By Mike Meyer ~ Honolulu ~ December 5, 2020
The reality of the complexity that we must handle in our daily lives is intruding into the public consciousness. Recognizing the existence of a specific problem is an important step in managing that problem. Sadly this may not be applicable now.
Beyond the fear caused by the level of complexity in daily life is the justification of that fear. We have reached levels that require a larger and larger percentage of the population to function at levels for which they are not equipped.
A major iteration of these complex problems is that this is not a failure that can be ascribed as a fault to those struggling with this problem. This fear has been haunting us for centuries and has been emerging as a reality for decades. Those who have written about this do so only with growing concern and urgency in the struggle against the limits of our understanding.
We see and read about it as information overload, social polarization, recognition of structural racism, and political collapse. These are symptoms rather than problems; hence efforts to solve them fail repeatedly. That, too, is an example of the complexity that is an aspect of the cause at our current capability to articulate it.
Our inability to see past the symptoms requires us to see entangled interconnections at all levels of human culture and the integration of those with the patterns we identify as physical reality. This is the level of hyperobjects.
It is always difficult to see the forest for the trees when you're lost in the forest. Not only is this a forest and not just a bunch of trees, but this forest is not only in the dimensions that we know intuitively. We don’t have the language to describe this and work to create languages that can assist in recognition. That must happen and be broadly integrated into human societies before any hope of effective changes can begin.
New perspectives are needed. Another aspect of this hyperobject problem set is that one perspective is completely inadequate. There are too many dimensions with information that we cannot see but must see to understand what is happening. We even understand this now as the problem of two-dimensional beings in a three-dimensional world.
An interesting exercise may be to ask people who you know if they are familiar with Flatland. I’m afraid that this will be depressing, especially as Flatland was published in 1884. But this is well known now and has expanded in the public consciousness in the last twenty to thirty years.
But as I’m sure you are aware, we are dealing with something on the order of eleven dimensions in String Theory. That effort to merge general relativity and quantum mechanics also illustrates the problem we are discussing.
Western civilization split human knowledge into physical objects whose relationships could be physically (empirically) tested and everything else. Initially, those empirically testable relationships did not include what those objects actually were beyond molecular interactions and, then, at atomic levels.
Quantum mechanics, with its defining characteristic of uncertainty, has been the result of backing into what things are from how they relate. The brutal reality is that we understand that everything exists as patterns and relationships of forces that are the universe's actual nature.
In the context of this discussion, I suspect that we need to greatly expand our understanding of relationships between all the forces in our universe. A huge realization has emerged that we need to change our categorizations to merge everything into conscious awareness. That means we must eliminate the distinction between those things with hair, eyes, and noses and everything else, and then understand that all objects are information.
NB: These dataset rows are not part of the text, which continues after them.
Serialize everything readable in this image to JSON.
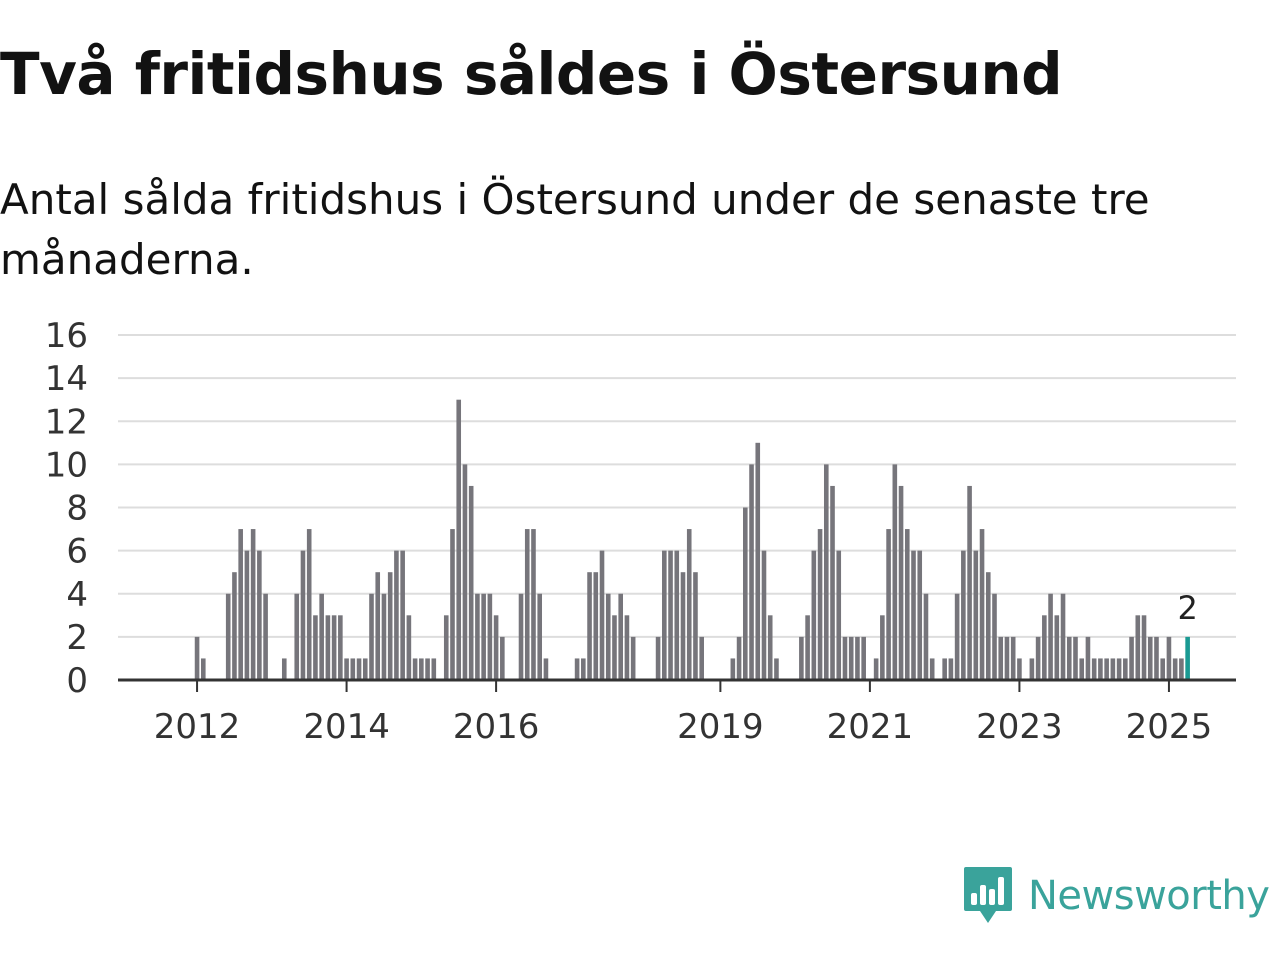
{
  "title": "Två fritidshus såldes i Östersund",
  "subtitle": "Antal sålda fritidshus i Östersund under de senaste tre månaderna.",
  "brand": {
    "name": "Newsworthy",
    "icon": "newsworthy-logo-icon",
    "color": "#3aa39b"
  },
  "colors": {
    "bar": "#76757b",
    "highlight": "#1a9a93"
  },
  "chart_data": {
    "type": "bar",
    "title": "Två fritidshus såldes i Östersund",
    "xlabel": "",
    "ylabel": "",
    "ylim": [
      0,
      16
    ],
    "yticks": [
      0,
      2,
      4,
      6,
      8,
      10,
      12,
      14,
      16
    ],
    "grid": true,
    "start": "2011-01",
    "xticks": [
      {
        "label": "2012",
        "category": "2012-01"
      },
      {
        "label": "2014",
        "category": "2014-01"
      },
      {
        "label": "2016",
        "category": "2016-01"
      },
      {
        "label": "2019",
        "category": "2019-01"
      },
      {
        "label": "2021",
        "category": "2021-01"
      },
      {
        "label": "2023",
        "category": "2023-01"
      },
      {
        "label": "2025",
        "category": "2025-01"
      }
    ],
    "values": [
      0,
      0,
      0,
      0,
      0,
      0,
      0,
      0,
      0,
      0,
      0,
      0,
      2,
      1,
      0,
      0,
      0,
      4,
      5,
      7,
      6,
      7,
      6,
      4,
      0,
      0,
      1,
      0,
      4,
      6,
      7,
      3,
      4,
      3,
      3,
      3,
      1,
      1,
      1,
      1,
      4,
      5,
      4,
      5,
      6,
      6,
      3,
      1,
      1,
      1,
      1,
      0,
      3,
      7,
      13,
      10,
      9,
      4,
      4,
      4,
      3,
      2,
      0,
      0,
      4,
      7,
      7,
      4,
      1,
      0,
      0,
      0,
      0,
      1,
      1,
      5,
      5,
      6,
      4,
      3,
      4,
      3,
      2,
      0,
      0,
      0,
      2,
      6,
      6,
      6,
      5,
      7,
      5,
      2,
      0,
      0,
      0,
      0,
      1,
      2,
      8,
      10,
      11,
      6,
      3,
      1,
      0,
      0,
      0,
      2,
      3,
      6,
      7,
      10,
      9,
      6,
      2,
      2,
      2,
      2,
      0,
      1,
      3,
      7,
      10,
      9,
      7,
      6,
      6,
      4,
      1,
      0,
      1,
      1,
      4,
      6,
      9,
      6,
      7,
      5,
      4,
      2,
      2,
      2,
      1,
      0,
      1,
      2,
      3,
      4,
      3,
      4,
      2,
      2,
      1,
      2,
      1,
      1,
      1,
      1,
      1,
      1,
      2,
      3,
      3,
      2,
      2,
      1,
      2,
      1,
      1,
      2
    ],
    "highlight_label": "2"
  }
}
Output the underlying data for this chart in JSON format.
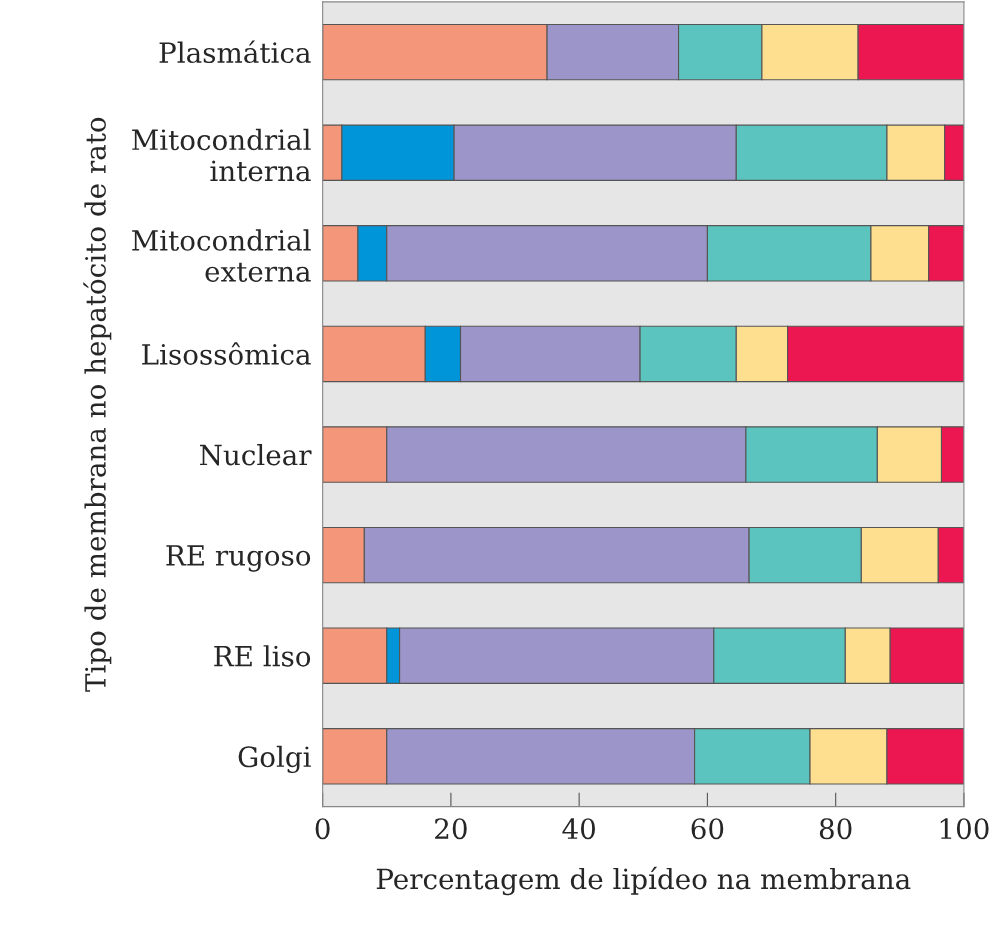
{
  "chart_data": {
    "type": "bar",
    "orientation": "horizontal",
    "stacked": true,
    "xlabel": "Percentagem de lipídeo na membrana",
    "ylabel": "Tipo de membrana no hepatócito de rato",
    "categories": [
      "Plasmática",
      "Mitocondrial\ninterna",
      "Mitocondrial\nexterna",
      "Lisossômica",
      "Nuclear",
      "RE rugoso",
      "RE liso",
      "Golgi"
    ],
    "series": [
      {
        "color": "#f4967a",
        "values": [
          35,
          3,
          5.5,
          16,
          10,
          6.5,
          10,
          10
        ]
      },
      {
        "color": "#0094d9",
        "values": [
          null,
          17.5,
          4.5,
          5.5,
          null,
          null,
          2,
          null
        ]
      },
      {
        "color": "#9c95c9",
        "values": [
          20.5,
          44,
          50,
          28,
          56,
          60,
          49,
          48
        ]
      },
      {
        "color": "#5cc4bf",
        "values": [
          13,
          23.5,
          25.5,
          15,
          20.5,
          17.5,
          20.5,
          18
        ]
      },
      {
        "color": "#fddf8f",
        "values": [
          15,
          9,
          9,
          8,
          10,
          12,
          7,
          12
        ]
      },
      {
        "color": "#ec1651",
        "values": [
          16.5,
          3,
          5.5,
          27.5,
          3.5,
          4,
          11.5,
          12
        ]
      }
    ],
    "xlim": [
      0,
      100
    ],
    "xticks": [
      0,
      20,
      40,
      60,
      80,
      100
    ],
    "grid": false,
    "legend": false
  }
}
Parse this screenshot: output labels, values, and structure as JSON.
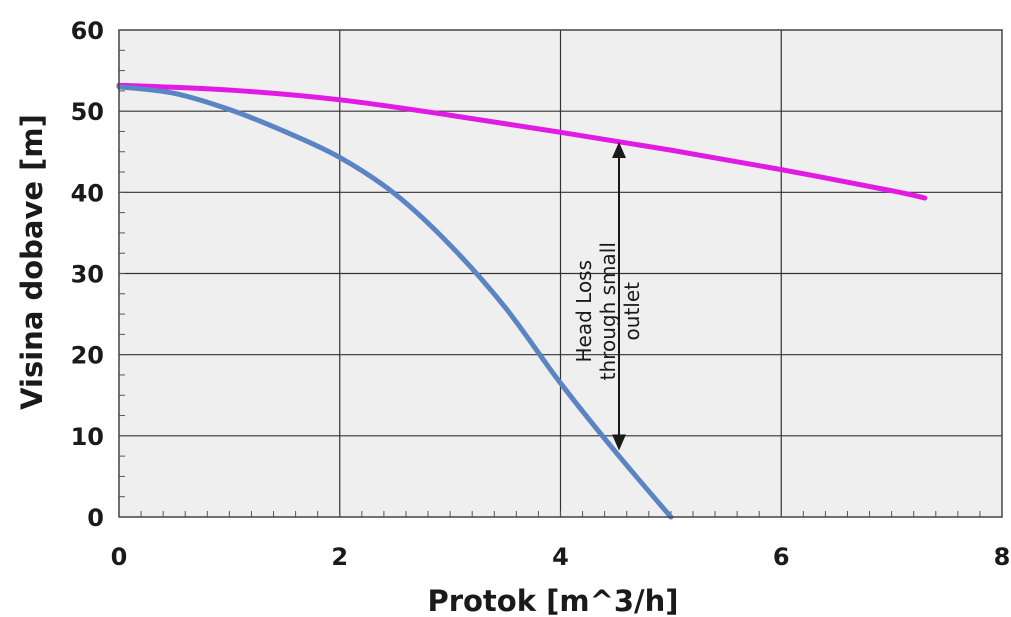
{
  "chart_data": {
    "type": "line",
    "title": "",
    "xlabel": "Protok [m^3/h]",
    "ylabel": "Visina dobave [m]",
    "xlim": [
      0,
      8
    ],
    "ylim": [
      0,
      60
    ],
    "xticks": [
      0,
      2,
      4,
      6,
      8
    ],
    "yticks": [
      0,
      10,
      20,
      30,
      40,
      50,
      60
    ],
    "grid": true,
    "background": "#efefef",
    "series": [
      {
        "color": "#e11be4",
        "x": [
          0,
          1,
          2,
          3,
          4,
          5,
          6,
          7,
          7.3
        ],
        "y": [
          53.2,
          52.6,
          51.4,
          49.5,
          47.4,
          45.2,
          42.8,
          40.2,
          39.3
        ]
      },
      {
        "color": "#5b84c4",
        "x": [
          0,
          0.5,
          1,
          1.5,
          2,
          2.5,
          3,
          3.5,
          4,
          4.5,
          5
        ],
        "y": [
          53,
          52.2,
          50.2,
          47.5,
          44.3,
          39.8,
          33.5,
          25.8,
          16.5,
          8,
          0
        ]
      }
    ],
    "annotation": {
      "lines": [
        "Head Loss",
        "through small",
        "outlet"
      ],
      "x": 4.53,
      "y_top": 46.2,
      "y_bottom": 8.2
    }
  }
}
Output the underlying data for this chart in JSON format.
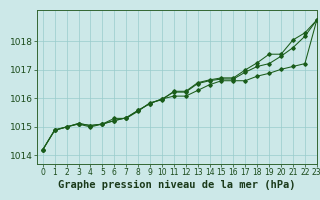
{
  "title": "",
  "xlabel": "Graphe pression niveau de la mer (hPa)",
  "ylabel": "",
  "bg_color": "#cce8e8",
  "grid_color": "#99cccc",
  "line_color": "#1a5c1a",
  "xlim": [
    -0.5,
    23
  ],
  "ylim": [
    1013.7,
    1019.1
  ],
  "yticks": [
    1014,
    1015,
    1016,
    1017,
    1018
  ],
  "xticks": [
    0,
    1,
    2,
    3,
    4,
    5,
    6,
    7,
    8,
    9,
    10,
    11,
    12,
    13,
    14,
    15,
    16,
    17,
    18,
    19,
    20,
    21,
    22,
    23
  ],
  "series1": [
    1014.2,
    1014.9,
    1015.0,
    1015.1,
    1015.0,
    1015.1,
    1015.3,
    1015.3,
    1015.55,
    1015.85,
    1015.95,
    1016.25,
    1016.25,
    1016.55,
    1016.65,
    1016.72,
    1016.72,
    1017.0,
    1017.25,
    1017.55,
    1017.55,
    1018.05,
    1018.3,
    1018.75
  ],
  "series2": [
    1014.2,
    1014.88,
    1015.0,
    1015.12,
    1015.05,
    1015.1,
    1015.22,
    1015.32,
    1015.58,
    1015.82,
    1015.98,
    1016.22,
    1016.22,
    1016.52,
    1016.62,
    1016.68,
    1016.68,
    1016.92,
    1017.12,
    1017.22,
    1017.48,
    1017.78,
    1018.18,
    1018.75
  ],
  "series3": [
    1014.2,
    1014.88,
    1015.0,
    1015.12,
    1015.05,
    1015.1,
    1015.22,
    1015.32,
    1015.58,
    1015.82,
    1015.98,
    1016.08,
    1016.08,
    1016.28,
    1016.48,
    1016.62,
    1016.62,
    1016.62,
    1016.78,
    1016.88,
    1017.02,
    1017.12,
    1017.22,
    1018.75
  ],
  "xlabel_fontsize": 7.5,
  "ytick_fontsize": 6.5,
  "xtick_fontsize": 5.5
}
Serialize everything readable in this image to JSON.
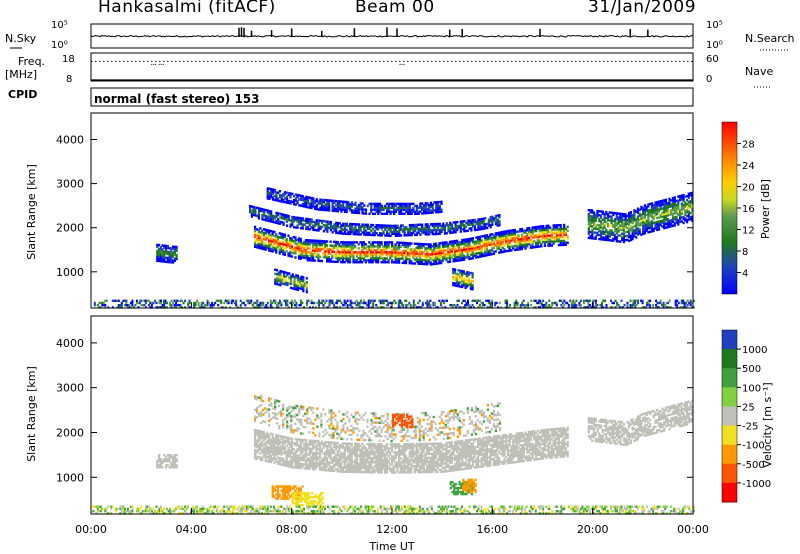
{
  "header": {
    "station": "Hankasalmi (fitACF)",
    "beam": "Beam 00",
    "date": "31/Jan/2009"
  },
  "chart_data": [
    {
      "type": "line",
      "panel": "noise",
      "left_label": "N.Sky",
      "right_label": "N.Search",
      "left_ticks": [
        "10^5",
        "10^0"
      ],
      "right_ticks": [
        "10^5",
        "10^0"
      ],
      "series": [
        {
          "name": "N.Sky",
          "style": "solid",
          "color": "#000000",
          "baseline_exponent": 3.6,
          "spikes_hour": [
            5.9,
            6.0,
            6.1,
            6.4,
            7.2,
            8.0,
            9.2,
            10.5,
            11.8,
            12.2,
            14.3,
            14.8,
            17.9,
            21.5,
            22.2
          ]
        }
      ]
    },
    {
      "type": "line",
      "panel": "frequency",
      "left_label": "Freq.",
      "left_unit": "[MHz]",
      "right_label": "Nave",
      "left_ticks": [
        "18",
        "8"
      ],
      "right_ticks": [
        "60",
        "0"
      ],
      "ylim_freq": [
        8,
        18
      ],
      "ylim_nave": [
        0,
        60
      ],
      "series": [
        {
          "name": "Freq.",
          "style": "solid",
          "value_mhz": 10.5
        },
        {
          "name": "Nave",
          "style": "dotted",
          "value": 42,
          "dips_hour": [
            2.4,
            2.7,
            12.3
          ]
        }
      ]
    },
    {
      "type": "text",
      "panel": "cpid",
      "label": "CPID",
      "value": "normal (fast stereo) 153"
    },
    {
      "type": "heatmap",
      "panel": "power",
      "ylabel": "Slant Range [km]",
      "yticks": [
        1000,
        2000,
        3000,
        4000
      ],
      "ylim": [
        180,
        4600
      ],
      "colorbar": {
        "label": "Power [dB]",
        "ticks": [
          "4",
          "8",
          "12",
          "16",
          "20",
          "24",
          "28"
        ],
        "colors": [
          "#0000ff",
          "#2040c0",
          "#1f7a1f",
          "#5a9a50",
          "#f0e020",
          "#ff9900",
          "#ff5500",
          "#ff0000"
        ]
      },
      "scatter_regions": [
        {
          "t0": 6.5,
          "t1": 19.0,
          "core": [
            [
              6.5,
              1800
            ],
            [
              7.5,
              1650
            ],
            [
              8.5,
              1500
            ],
            [
              10,
              1450
            ],
            [
              12,
              1450
            ],
            [
              13.5,
              1400
            ],
            [
              15,
              1520
            ],
            [
              16.5,
              1700
            ],
            [
              18,
              1820
            ],
            [
              19,
              1850
            ]
          ],
          "thickness_km": 350,
          "peak_db": 28
        },
        {
          "t0": 6.3,
          "t1": 16.3,
          "core": [
            [
              6.3,
              2400
            ],
            [
              8,
              2150
            ],
            [
              10,
              2000
            ],
            [
              12,
              1950
            ],
            [
              14,
              2000
            ],
            [
              15.5,
              2100
            ],
            [
              16.3,
              2200
            ]
          ],
          "thickness_km": 200,
          "peak_db": 10
        },
        {
          "t0": 7.0,
          "t1": 14.0,
          "core": [
            [
              7,
              2800
            ],
            [
              9,
              2550
            ],
            [
              11,
              2450
            ],
            [
              13,
              2450
            ],
            [
              14,
              2500
            ]
          ],
          "thickness_km": 200,
          "peak_db": 8
        },
        {
          "t0": 19.8,
          "t1": 24.0,
          "core": [
            [
              19.8,
              2100
            ],
            [
              21.3,
              2000
            ],
            [
              22,
              2200
            ],
            [
              23,
              2350
            ],
            [
              24,
              2500
            ]
          ],
          "thickness_km": 500,
          "peak_db": 16
        },
        {
          "t0": 2.6,
          "t1": 3.4,
          "core": [
            [
              2.6,
              1450
            ],
            [
              3.4,
              1400
            ]
          ],
          "thickness_km": 300,
          "peak_db": 12
        },
        {
          "t0": 7.3,
          "t1": 8.6,
          "core": [
            [
              7.3,
              900
            ],
            [
              8.6,
              700
            ]
          ],
          "thickness_km": 250,
          "peak_db": 18
        },
        {
          "t0": 14.4,
          "t1": 15.2,
          "core": [
            [
              14.4,
              900
            ],
            [
              15.2,
              800
            ]
          ],
          "thickness_km": 300,
          "peak_db": 22
        }
      ]
    },
    {
      "type": "heatmap",
      "panel": "velocity",
      "ylabel": "Slant Range [km]",
      "yticks": [
        1000,
        2000,
        3000,
        4000
      ],
      "ylim": [
        180,
        4600
      ],
      "xlabel": "Time UT",
      "xticks": [
        "00:00",
        "04:00",
        "08:00",
        "12:00",
        "16:00",
        "20:00",
        "00:00"
      ],
      "xlim_hours": [
        0,
        24
      ],
      "colorbar": {
        "label": "Velocity [m s^-1]",
        "ticks": [
          "1000",
          "500",
          "100",
          "25",
          "-25",
          "-100",
          "-500",
          "-1000"
        ],
        "colors": [
          "#2040c0",
          "#1f7a1f",
          "#40a040",
          "#80d040",
          "#c0c0b8",
          "#f0e020",
          "#ff9900",
          "#ff5500",
          "#ff0000"
        ]
      },
      "gray_band": [
        [
          6.5,
          1800
        ],
        [
          8,
          1600
        ],
        [
          10,
          1500
        ],
        [
          12,
          1480
        ],
        [
          14,
          1500
        ],
        [
          16,
          1650
        ],
        [
          18,
          1800
        ],
        [
          19,
          1850
        ]
      ]
    }
  ]
}
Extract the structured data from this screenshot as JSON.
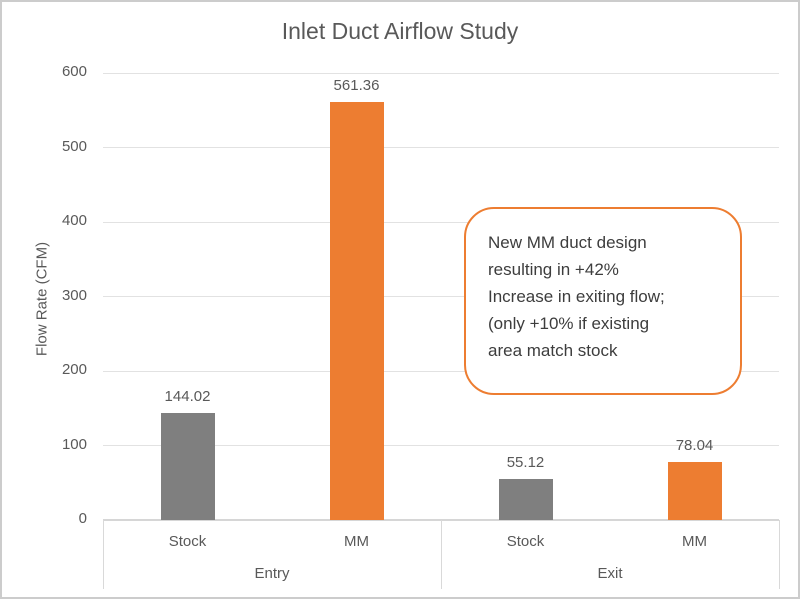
{
  "chart_data": {
    "type": "bar",
    "title": "Inlet Duct Airflow Study",
    "xlabel": "",
    "ylabel": "Flow Rate (CFM)",
    "ylim": [
      0,
      600
    ],
    "ytick_interval": 100,
    "grid": true,
    "legend": false,
    "categories": [
      "Entry",
      "Exit"
    ],
    "groups": [
      {
        "label": "Entry",
        "bars": [
          {
            "label": "Stock",
            "value": 144.02,
            "value_label": "144.02",
            "color_key": "stock"
          },
          {
            "label": "MM",
            "value": 561.36,
            "value_label": "561.36",
            "color_key": "mm"
          }
        ]
      },
      {
        "label": "Exit",
        "bars": [
          {
            "label": "Stock",
            "value": 55.12,
            "value_label": "55.12",
            "color_key": "stock"
          },
          {
            "label": "MM",
            "value": 78.04,
            "value_label": "78.04",
            "color_key": "mm"
          }
        ]
      }
    ],
    "colors": {
      "stock": "#7f7f7f",
      "mm": "#ed7d31"
    },
    "annotation": {
      "text": "New MM duct design\nresulting in +42%\nIncrease in exiting flow;\n(only +10% if existing\narea match stock",
      "border_color": "#ed7d31",
      "text_color": "#3d3d3d"
    }
  }
}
This leaves us needing to recognize that even rocks are more like us than we really want to admit. We need to be considerate of everything. So another aspect that must be merged with us as described in Vibrant Matter.
That brings us to diversity and identity, another set of battlefields in the doomed effort of the most fearful to prevent ever more disruptive change.
I am trying very hard to make this all understandable as a proposed description of our fearful problems and not pointlessly confuse the issues. That is hard when the working supposition is that everything is too complex to fully understand in our present state.
If all matter has some degree of vibrancy and is much more alike at a fundamental level, that, incidentally, is beyond our ability to access other than through the filter of our senses, then we must deal with maximum diversity. We need to be conscious and, perhaps even, mindful of everything.
Wait, doesn’t that ring a bell or two? Much of our difficulty is in having failed to be aware of the implications and consequences of how we interacted with people and things over the last four hundred years. I want to present that as a non-political statement.
That leads to another non-political statement that, incidentally, steps on a bunch of political sensitivities. Our problems come from failing to understand and manage diversity, not from diversity. I don’t expect that the people shouting at Trump rallies, may that end very soon, will even acknowledge that as a sentence, but they are the product of symptomatic reactions to rapid changes in our awareness.
Diversity is not a choice but a reality in a universe containing hyperobjects that we can no longer ignore. Our expansion on this planet and the consequences of limited perspective have brought the awareness of problems at the hyperobject level down on us.
This is very much a lesson being learned with the COVID pandemic. A pandemic virus doesn’t care. It must be understood and cannot be fooled into disappearing. Complexity in massive problems cannot be ignored.
Sentient beings have a higher level of agency in this universe, but they may also, then, choose to give up that agency. Assuming that we are above or beyond, everything around us is not an effective role in this universe. Nothing is truly isolated or separated. That is an illusion.